当没有指定 seed 时，64 位机器上的最新版本的 C# 使用 xoshiro256** PRNG：

internal ulong NextUInt64()
{
    ulong s0 = _s0, s1 = _s1, s2 = _s2, s3 = _s3;

    ulong result = BitOperations.RotateLeft(s1 * 5, 7) * 9;
    ulong t = s1 << 17;

    s2 ^= s0;
    s3 ^= s1;
    s1 ^= s2;
    s0 ^= s3;

    s2 ^= t;
    s3 = BitOperations.RotateLeft(s3, 45);

    _s0 = s0;
    _s1 = s1;
    _s2 = s2;
    _s3 = s3;

    return result;
}

这个 RNG 的状态转移函数是 GF(2) 下的线性函数，而 result 是 s1 的非线性函数。如果我们能得到 NextUInt64 的精确返回值，那么就能轻松破解 RNG。我们可以通过乘以乘法逆元来将 s1 的每一位表示为初始状态的线性函数，构建一个线性方程组并解出初始状态。但是这道题给出的是 rng.Next(256) 的输出，就是只保留 result 的高 8 位（草，当时以为是低 8 位）。这样就无法从中获得 s1 的任何信息。

我们还可以检查在 result 的值确定的情况下，s1 的位之间是否存在固定的线性（或仿射）关系：

from sage.all import *
import random
def f(x):
    x *= 5
    x %= 2**64
    x = (x << 7) | (x >> (64 - 7))
    x %= 2**64
    x *= 9
    x %= 2**64
    return x >> 56
vectors = [[] for _ in range(256)]
for i in range(100000):
    a = random.getrandbits(64)
    v = vector(GF(2), '1' + bin(a)[2:].zfill(64))
    vectors[f(a)].append(v)
for i in range(256):
    mat = matrix(GF(2), vectors[i])
    print(mat.rank(), len(vectors[i]))

对于每个 result 的值，这个程序生成了一些随机的 s1 的可能值，然后计算由这些值的位（和一个 1 来处理异或 1 的子集）生成的矩阵的秩。

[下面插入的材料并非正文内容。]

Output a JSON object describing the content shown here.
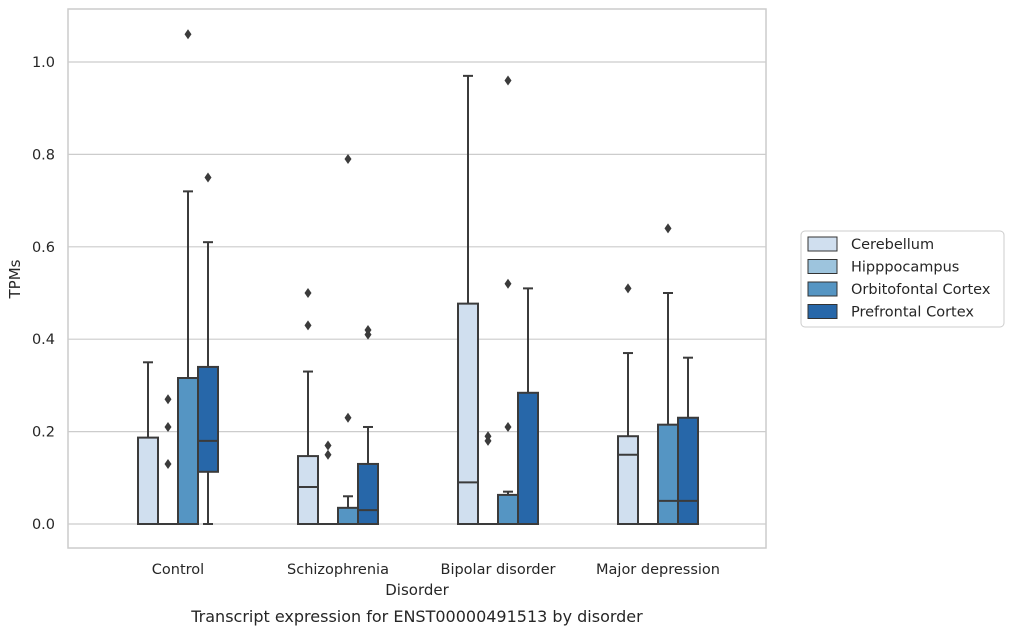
{
  "chart_data": {
    "type": "boxplot",
    "title": "",
    "caption": "Transcript expression for ENST00000491513 by disorder",
    "xlabel": "Disorder",
    "ylabel": "TPMs",
    "ylim": [
      -0.05,
      1.115
    ],
    "yticks": [
      {
        "value": 0.0,
        "label": "0.0"
      },
      {
        "value": 0.2,
        "label": "0.2"
      },
      {
        "value": 0.4,
        "label": "0.4"
      },
      {
        "value": 0.6,
        "label": "0.6"
      },
      {
        "value": 0.8,
        "label": "0.8"
      },
      {
        "value": 1.0,
        "label": "1.0"
      }
    ],
    "grid": "horizontal",
    "legend_position": "right",
    "categories": [
      "Control",
      "Schizophrenia",
      "Bipolar disorder",
      "Major depression"
    ],
    "series": [
      {
        "name": "Cerebellum",
        "color": "#d0dfef",
        "boxes": [
          {
            "whislo": 0.0,
            "q1": 0.0,
            "med": 0.0,
            "q3": 0.187,
            "whishi": 0.35,
            "fliers": []
          },
          {
            "whislo": 0.0,
            "q1": 0.0,
            "med": 0.08,
            "q3": 0.147,
            "whishi": 0.33,
            "fliers": [
              0.43,
              0.5
            ]
          },
          {
            "whislo": 0.0,
            "q1": 0.0,
            "med": 0.09,
            "q3": 0.477,
            "whishi": 0.97,
            "fliers": []
          },
          {
            "whislo": 0.0,
            "q1": 0.0,
            "med": 0.15,
            "q3": 0.19,
            "whishi": 0.37,
            "fliers": [
              0.51
            ]
          }
        ]
      },
      {
        "name": "Hipppocampus",
        "color": "#9dc4dd",
        "boxes": [
          {
            "whislo": 0.0,
            "q1": 0.0,
            "med": 0.0,
            "q3": 0.0,
            "whishi": 0.0,
            "fliers": [
              0.13,
              0.21,
              0.27
            ]
          },
          {
            "whislo": 0.0,
            "q1": 0.0,
            "med": 0.0,
            "q3": 0.0,
            "whishi": 0.0,
            "fliers": [
              0.15,
              0.17
            ]
          },
          {
            "whislo": 0.0,
            "q1": 0.0,
            "med": 0.0,
            "q3": 0.0,
            "whishi": 0.0,
            "fliers": [
              0.18,
              0.19
            ]
          },
          {
            "whislo": 0.0,
            "q1": 0.0,
            "med": 0.0,
            "q3": 0.0,
            "whishi": 0.0,
            "fliers": []
          }
        ]
      },
      {
        "name": "Orbitofontal Cortex",
        "color": "#5595c3",
        "boxes": [
          {
            "whislo": 0.0,
            "q1": 0.0,
            "med": 0.0,
            "q3": 0.316,
            "whishi": 0.72,
            "fliers": [
              1.06
            ]
          },
          {
            "whislo": 0.0,
            "q1": 0.0,
            "med": 0.0,
            "q3": 0.035,
            "whishi": 0.06,
            "fliers": [
              0.23,
              0.79
            ]
          },
          {
            "whislo": 0.0,
            "q1": 0.0,
            "med": 0.0,
            "q3": 0.063,
            "whishi": 0.07,
            "fliers": [
              0.21,
              0.52,
              0.96
            ]
          },
          {
            "whislo": 0.0,
            "q1": 0.0,
            "med": 0.05,
            "q3": 0.215,
            "whishi": 0.5,
            "fliers": [
              0.64
            ]
          }
        ]
      },
      {
        "name": "Prefrontal Cortex",
        "color": "#2767a9",
        "boxes": [
          {
            "whislo": 0.0,
            "q1": 0.113,
            "med": 0.18,
            "q3": 0.34,
            "whishi": 0.61,
            "fliers": [
              0.75
            ]
          },
          {
            "whislo": 0.0,
            "q1": 0.0,
            "med": 0.03,
            "q3": 0.13,
            "whishi": 0.21,
            "fliers": [
              0.41,
              0.42
            ]
          },
          {
            "whislo": 0.0,
            "q1": 0.0,
            "med": 0.0,
            "q3": 0.284,
            "whishi": 0.51,
            "fliers": []
          },
          {
            "whislo": 0.0,
            "q1": 0.0,
            "med": 0.05,
            "q3": 0.23,
            "whishi": 0.36,
            "fliers": []
          }
        ]
      }
    ]
  }
}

所有 256 个矩阵的秩都是 65，这意味着向量是独立的，对于任何 result 的值都不存在固定的仿射关系，因此无法从中获得任何信息。

这里的秩应该是倾向列秩，即他的意思是对于 s1 的 bits，不存在哪个 bit 能由其他 bits 线性组合（或者线性组合再取反）后得到。不是很明白检查这个有啥用。

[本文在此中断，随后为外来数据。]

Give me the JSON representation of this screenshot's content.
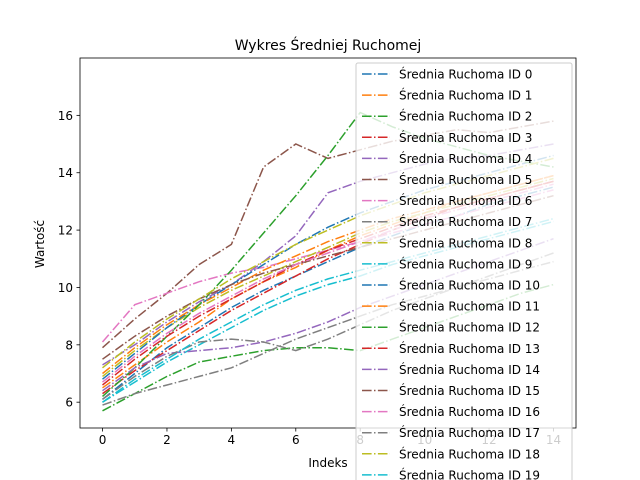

可以获得概率线性关系，但是解线性系统就变成了 LPN（Learning Parity with Noise, 带噪声的学习奇偶校验）问题，据我所知，目前还没有足够快的算法。

LPN 问题具体来说是这样的：给定一个二进制矩阵 $A$ 和一个噪声向量 $e$，求解未知的二进制向量 $s$ 使得 $As + e = b\pmod2$。其中，$A$ 是一个随机生成的二进制矩阵，$s$ 是一个未知的二进制向量，$e$ 是一个含有少量随机错误的二进制向量，$b$ 是我们观测到的结果向量。噪声向量 $e$ 的存在使得这个问题变得非常困难。

这里可能有多个解；我找到的解是检查二次关系：

这里不是很懂，为啥没有线性关系就能有二次关系。

假设 result 的值是固定的，可能存在非平凡的次数 <=2 的布尔函数，当在 s1 上取值时总是为真。函数 f(...) = 1 符合这个描述，但是不值得考虑，因为它不提供任何信息。
函数可以写成 $$f(x_1, \dots, x_{64}) = k_0 + \sum_{i} k_i x_i + \sum_{i \le j} k_{ij} x_i x_j,$$ 并且 s1 的每一位都可以表示为 $\sum_i k_i s_i$，其中 s 是初始状态。
我们可以直接将 s1 的位的表达式代入 $f$，展开括号并获得对初始状态为真的二次方程。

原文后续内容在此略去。